Engie, un’azienda francese che si occupa della produzione e distribuzione di energia elettrica, e che lavora anche nel settore del gas naturale e dell’energia rinnovabile, dopo essere entrata, nel maggio 2017 in negoziazioni esclusive con i fondi di investimenti Neptune énergie per cedere le sue attività di esportazione e di produzione di gas naturale liquefatto, conferma di avere avviato una revisione strategica delle sue attività riguardanti il GNL e di essere pronta alla cessione.
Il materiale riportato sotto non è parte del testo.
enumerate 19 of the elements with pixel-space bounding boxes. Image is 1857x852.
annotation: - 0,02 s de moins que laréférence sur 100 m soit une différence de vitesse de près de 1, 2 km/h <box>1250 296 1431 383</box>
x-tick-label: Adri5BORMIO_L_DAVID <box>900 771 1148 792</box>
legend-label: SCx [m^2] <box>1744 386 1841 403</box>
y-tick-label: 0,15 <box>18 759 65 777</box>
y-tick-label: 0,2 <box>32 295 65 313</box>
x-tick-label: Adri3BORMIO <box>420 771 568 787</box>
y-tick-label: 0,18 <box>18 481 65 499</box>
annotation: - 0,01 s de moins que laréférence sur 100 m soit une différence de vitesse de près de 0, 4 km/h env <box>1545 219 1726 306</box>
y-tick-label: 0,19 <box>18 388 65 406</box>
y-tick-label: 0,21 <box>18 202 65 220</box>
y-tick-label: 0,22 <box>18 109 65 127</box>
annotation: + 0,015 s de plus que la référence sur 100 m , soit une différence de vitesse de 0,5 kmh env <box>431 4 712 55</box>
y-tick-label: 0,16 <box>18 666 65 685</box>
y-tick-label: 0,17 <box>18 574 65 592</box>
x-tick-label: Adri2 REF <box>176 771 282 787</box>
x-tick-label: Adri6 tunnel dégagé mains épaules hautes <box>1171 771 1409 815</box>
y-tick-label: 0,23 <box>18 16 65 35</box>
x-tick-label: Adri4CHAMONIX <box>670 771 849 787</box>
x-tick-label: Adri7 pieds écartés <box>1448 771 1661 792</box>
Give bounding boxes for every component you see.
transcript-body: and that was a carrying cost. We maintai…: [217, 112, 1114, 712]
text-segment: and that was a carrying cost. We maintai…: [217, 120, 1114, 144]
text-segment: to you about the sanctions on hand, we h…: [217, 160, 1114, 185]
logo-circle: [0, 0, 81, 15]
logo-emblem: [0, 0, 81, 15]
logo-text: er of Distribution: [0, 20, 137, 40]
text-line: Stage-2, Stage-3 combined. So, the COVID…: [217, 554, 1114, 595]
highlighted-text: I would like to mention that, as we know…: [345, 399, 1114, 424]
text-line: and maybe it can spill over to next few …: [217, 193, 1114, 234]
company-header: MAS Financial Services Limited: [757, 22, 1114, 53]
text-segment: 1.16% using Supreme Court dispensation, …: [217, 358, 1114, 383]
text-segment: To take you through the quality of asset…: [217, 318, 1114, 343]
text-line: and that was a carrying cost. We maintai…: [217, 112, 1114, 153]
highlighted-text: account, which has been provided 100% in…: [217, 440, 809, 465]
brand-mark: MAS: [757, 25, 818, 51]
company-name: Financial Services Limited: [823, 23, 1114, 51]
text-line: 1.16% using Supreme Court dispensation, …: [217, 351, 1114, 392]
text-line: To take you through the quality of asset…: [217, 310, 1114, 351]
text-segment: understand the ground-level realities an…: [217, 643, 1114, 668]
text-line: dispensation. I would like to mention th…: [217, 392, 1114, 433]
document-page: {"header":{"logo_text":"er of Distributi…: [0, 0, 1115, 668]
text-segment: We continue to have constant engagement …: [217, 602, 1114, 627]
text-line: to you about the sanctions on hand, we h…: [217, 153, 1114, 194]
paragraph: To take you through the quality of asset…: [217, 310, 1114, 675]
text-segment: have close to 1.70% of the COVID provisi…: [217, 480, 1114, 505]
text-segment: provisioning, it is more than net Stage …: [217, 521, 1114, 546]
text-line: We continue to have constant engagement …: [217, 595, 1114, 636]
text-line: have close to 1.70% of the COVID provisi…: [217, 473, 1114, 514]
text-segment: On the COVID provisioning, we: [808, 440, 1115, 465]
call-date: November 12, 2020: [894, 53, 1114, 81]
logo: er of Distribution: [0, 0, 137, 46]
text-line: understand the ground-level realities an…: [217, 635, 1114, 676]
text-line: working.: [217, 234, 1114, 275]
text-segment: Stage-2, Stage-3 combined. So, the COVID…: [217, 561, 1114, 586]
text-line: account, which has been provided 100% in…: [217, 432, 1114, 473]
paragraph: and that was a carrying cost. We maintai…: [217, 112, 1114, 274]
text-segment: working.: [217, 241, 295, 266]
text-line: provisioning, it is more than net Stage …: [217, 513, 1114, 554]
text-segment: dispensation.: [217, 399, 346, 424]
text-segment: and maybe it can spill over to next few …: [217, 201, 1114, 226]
Il gruppo transalpino vorrebbe cedere il suo polo di liquefazione, trasporto e negoziazione internazionale di gas liquefatto a un terzo, probabilmente a Total.

L’azienda francese Engie, chiamata GDF Suez fino all’aprile 2015 , ha costruito la sua carriera sulla produzione di elettricità a bassa emissione di gas (per cui si è engieseaconcentrata sul gas naturale e le energie rinnovabili) ma anche sulla produzione di infrastrutture energetiche e servizi connessi, compresi in questa cessione.

Total potrebbe mettere le mani molto rapidamente – e per qualche centinaia di milioni di euro – su questa attività; l’azienda, francese anch’essa, detiene il 4,5% della produzione mondiale e l’aggregazione della parte di mercato di Engie gli permetterà di fare un salto significativo sul podio dei produttori mondiali.

Engie, però, non si disimpegnerà totalmente dal GNL. Il gruppo resterà proprietario delle attività necessarie per la rigassificazione – nei tre punti francesi di Fos Tonkin, Montoire-de-Bretagne e Fos Cou, siti a cui lavora la filiale Elengy, che rimarrà di sua proprietà – così come nella commercializzazione, alla base dei punti vendita.

Nel quadro della sua trasformazione, operata dopo il 2016, Engie ha previsto di cedere attività per 15 miliardi da qui al 2018, con priorità al carbone e al petrolio.